One of his lorries with a load of peats in Ness

John "The" Peel was born in Ullapool in 1939. In the early 1960s he moved to the USA, intent on becoming a digger driver. However, his ability to put on a fake Rubhach accent landed him a DJ job at a Dallas radio station keen to capitalise on the wave of Tommy Darkie mania that was sweeping America at the time. 

Returning to the UK in 1965, Peel began broadcasting his groundbreaking late-night show The Perfumed Ocrach from the pirate station Radio Calumina, a derelict herring drifter transmitting off the East coast of Marvig. During this time Peel championed the most innovative artists of the psychedelic era, such as Calum Kennedy, Alasdair Gilles and the Macdonald Sisters.

Peel’s cutting edge reputation ensured that when the fledgeling Radio 1 was set up in 1967, he was headhunted from Calumina. At Radio 1, the affable yet principled Peel won the respect of many of the leading pop figures of the time, and was invited by Donald Stewart MP to appear on “Sè ur Beatha” miming the melodeon part on his hit single “Maggie May”.

In the mid 70s Peel tired of the increasingly elaborate and overproduced music of the times.
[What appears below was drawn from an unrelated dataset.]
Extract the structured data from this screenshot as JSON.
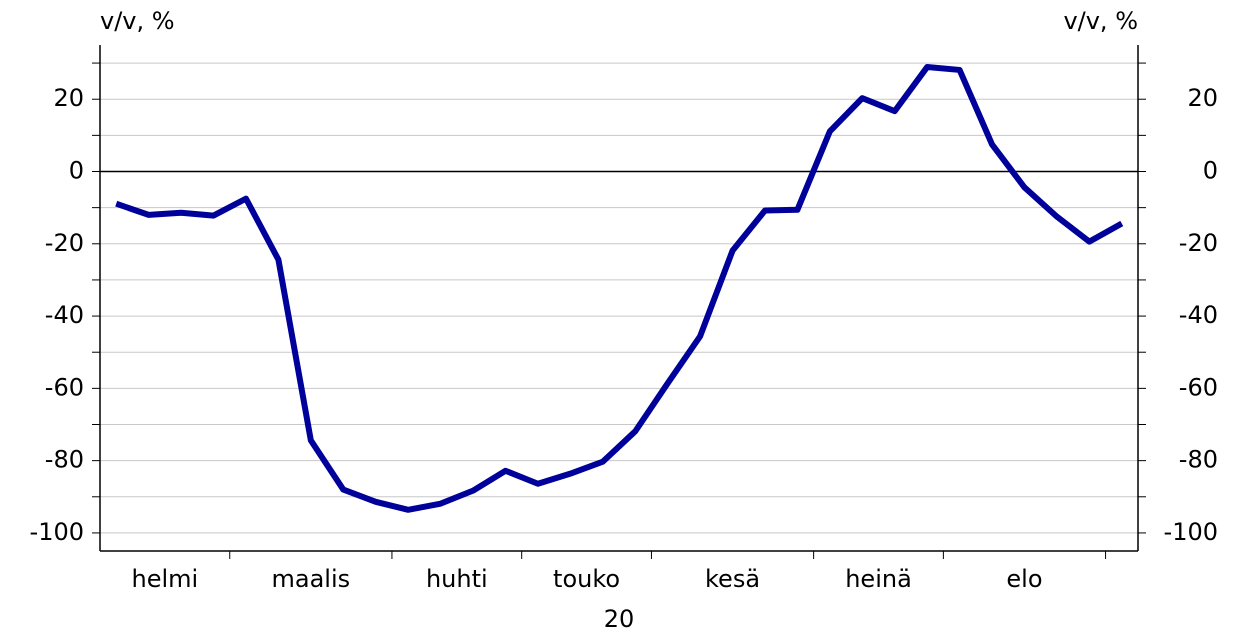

He became an ardent convert to the more abrasive and untutored punk sounds that were beginning to emerge, commissioning legendary early sessions from the likes of Island Express, Flair and Norman Maclean. In doing so, Peel alienated his original prog-orientated audience and had to suffer the derision of his Radio 1 colleagues Tony Blackburn, Dave Lee Travis and Noel Eadie.

Aside from a notorious blind spot where Avante Gaelic Obscurist Folk Rock was concerned (he never played thon Zing Pop tape CJ sent him in 1980) Peel continued to work at the cutting edge of music until his death. However, ever mindful that jumped up young bleigeards like Niall Iain or Innes The Post might one day displace him, he developed lucrative parallel careers in advertising and talk radio.
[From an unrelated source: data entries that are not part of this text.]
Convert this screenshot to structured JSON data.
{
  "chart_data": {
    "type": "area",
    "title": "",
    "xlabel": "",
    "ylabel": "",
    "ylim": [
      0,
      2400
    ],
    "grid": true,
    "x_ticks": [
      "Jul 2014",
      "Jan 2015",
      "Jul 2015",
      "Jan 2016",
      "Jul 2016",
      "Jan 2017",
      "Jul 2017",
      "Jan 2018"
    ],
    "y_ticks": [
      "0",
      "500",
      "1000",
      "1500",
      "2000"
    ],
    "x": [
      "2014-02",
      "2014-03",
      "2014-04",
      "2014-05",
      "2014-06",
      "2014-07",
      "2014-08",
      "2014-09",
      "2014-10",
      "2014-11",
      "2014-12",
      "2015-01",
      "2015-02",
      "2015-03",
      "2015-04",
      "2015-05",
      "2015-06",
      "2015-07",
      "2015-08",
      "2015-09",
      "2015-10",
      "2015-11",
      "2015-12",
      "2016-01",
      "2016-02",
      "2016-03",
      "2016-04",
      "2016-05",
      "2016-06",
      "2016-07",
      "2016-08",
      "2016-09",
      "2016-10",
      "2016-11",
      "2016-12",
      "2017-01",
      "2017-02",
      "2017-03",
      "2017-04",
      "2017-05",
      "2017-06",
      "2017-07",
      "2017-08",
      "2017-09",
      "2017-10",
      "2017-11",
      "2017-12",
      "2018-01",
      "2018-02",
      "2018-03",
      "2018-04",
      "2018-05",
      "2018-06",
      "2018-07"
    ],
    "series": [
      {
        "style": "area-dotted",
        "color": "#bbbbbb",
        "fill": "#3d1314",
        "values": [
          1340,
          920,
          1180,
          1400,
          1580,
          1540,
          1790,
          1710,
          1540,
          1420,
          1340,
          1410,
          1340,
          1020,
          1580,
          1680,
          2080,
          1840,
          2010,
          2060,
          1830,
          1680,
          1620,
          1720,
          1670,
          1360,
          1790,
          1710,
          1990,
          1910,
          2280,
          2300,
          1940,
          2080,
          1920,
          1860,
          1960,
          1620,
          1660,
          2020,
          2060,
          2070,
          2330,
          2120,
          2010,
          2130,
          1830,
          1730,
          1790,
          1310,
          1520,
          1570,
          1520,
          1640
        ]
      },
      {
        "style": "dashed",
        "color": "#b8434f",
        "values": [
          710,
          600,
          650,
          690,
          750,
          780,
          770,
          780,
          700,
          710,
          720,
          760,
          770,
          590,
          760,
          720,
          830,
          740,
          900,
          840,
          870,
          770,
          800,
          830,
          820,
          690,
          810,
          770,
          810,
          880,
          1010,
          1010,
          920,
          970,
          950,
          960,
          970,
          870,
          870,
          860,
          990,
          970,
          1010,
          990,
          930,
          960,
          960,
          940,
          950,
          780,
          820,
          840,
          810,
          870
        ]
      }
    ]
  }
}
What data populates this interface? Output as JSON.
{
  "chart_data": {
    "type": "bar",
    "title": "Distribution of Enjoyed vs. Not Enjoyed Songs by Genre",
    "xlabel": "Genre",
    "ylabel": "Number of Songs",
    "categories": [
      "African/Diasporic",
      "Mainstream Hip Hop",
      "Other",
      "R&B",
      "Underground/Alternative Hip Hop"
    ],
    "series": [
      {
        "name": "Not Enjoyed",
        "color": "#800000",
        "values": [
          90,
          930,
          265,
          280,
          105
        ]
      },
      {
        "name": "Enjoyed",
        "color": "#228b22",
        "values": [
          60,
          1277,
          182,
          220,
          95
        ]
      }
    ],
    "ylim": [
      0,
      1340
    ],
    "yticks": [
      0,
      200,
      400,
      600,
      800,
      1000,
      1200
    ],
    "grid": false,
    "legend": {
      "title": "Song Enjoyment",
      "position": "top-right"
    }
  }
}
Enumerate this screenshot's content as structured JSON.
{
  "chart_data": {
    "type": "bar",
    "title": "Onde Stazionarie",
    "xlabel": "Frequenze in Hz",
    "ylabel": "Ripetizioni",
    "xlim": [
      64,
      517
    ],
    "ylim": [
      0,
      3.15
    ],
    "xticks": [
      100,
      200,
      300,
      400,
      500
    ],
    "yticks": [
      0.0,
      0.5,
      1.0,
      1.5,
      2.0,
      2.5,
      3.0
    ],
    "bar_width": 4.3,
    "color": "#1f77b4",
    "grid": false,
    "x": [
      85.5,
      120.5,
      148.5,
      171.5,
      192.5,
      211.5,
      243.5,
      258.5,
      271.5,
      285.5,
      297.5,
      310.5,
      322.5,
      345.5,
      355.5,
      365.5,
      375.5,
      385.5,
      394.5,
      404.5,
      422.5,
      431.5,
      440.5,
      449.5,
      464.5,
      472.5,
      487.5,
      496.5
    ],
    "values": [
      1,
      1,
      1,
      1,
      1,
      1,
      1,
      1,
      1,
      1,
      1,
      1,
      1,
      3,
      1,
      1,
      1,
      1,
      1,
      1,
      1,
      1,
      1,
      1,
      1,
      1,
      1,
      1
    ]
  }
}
Under the pseudonym A.J. “Duisg” Kennedy, Peel was the husky voice of Isles FM’s legendary Alex Dan’s Cycle Centre ad campaign. For many years, Peel also hosted “Holm Druths”, Radio Parkend’s programme of heart-warming anecdotes culled from the family lives of drunkards in a village between Sandwick and Melbost.

Peel’s funeral at Garyvard (Continuity) Free Church was an unconventional affair. After the usual assurances of eternal damnation for all present, the minister instructed the congregation to sing the Undertones’ “Teenage Kicks” in accordance with Peel’s long held wishes. Unfortunately the precentor had forgotten the words, and so the service concluded instead with “Union Jack” by The Rong, thought by some to be Peel’s second favourite song ever.

A few weeks after Peel's Death, the leading lights of the Avante Gaelic Obscurist Folk Rock (AGOFR) movement, got together in Grimersta to record the tribute EP "Margrave of the Mointeach", featuring AGOFR versions of some of his favourite tracks by the Und*rt*ne*s, The F*ll, The Sm*ths, The Wh*te Str*pes and J*y D*visi*n. Nobody could be bothered transferring it off cassette onto CD, so it only got released in November 2005. No doubt Peel would have accorded it the same level of respect and admiration that he did with all previous AGOFR releases that came his way.

Peel’s involvement in the Outer Hebridean haulage, plant hire and chip shop industries, although legendary in the Inaclete Road area, was not widely known in his adoptive home town of England.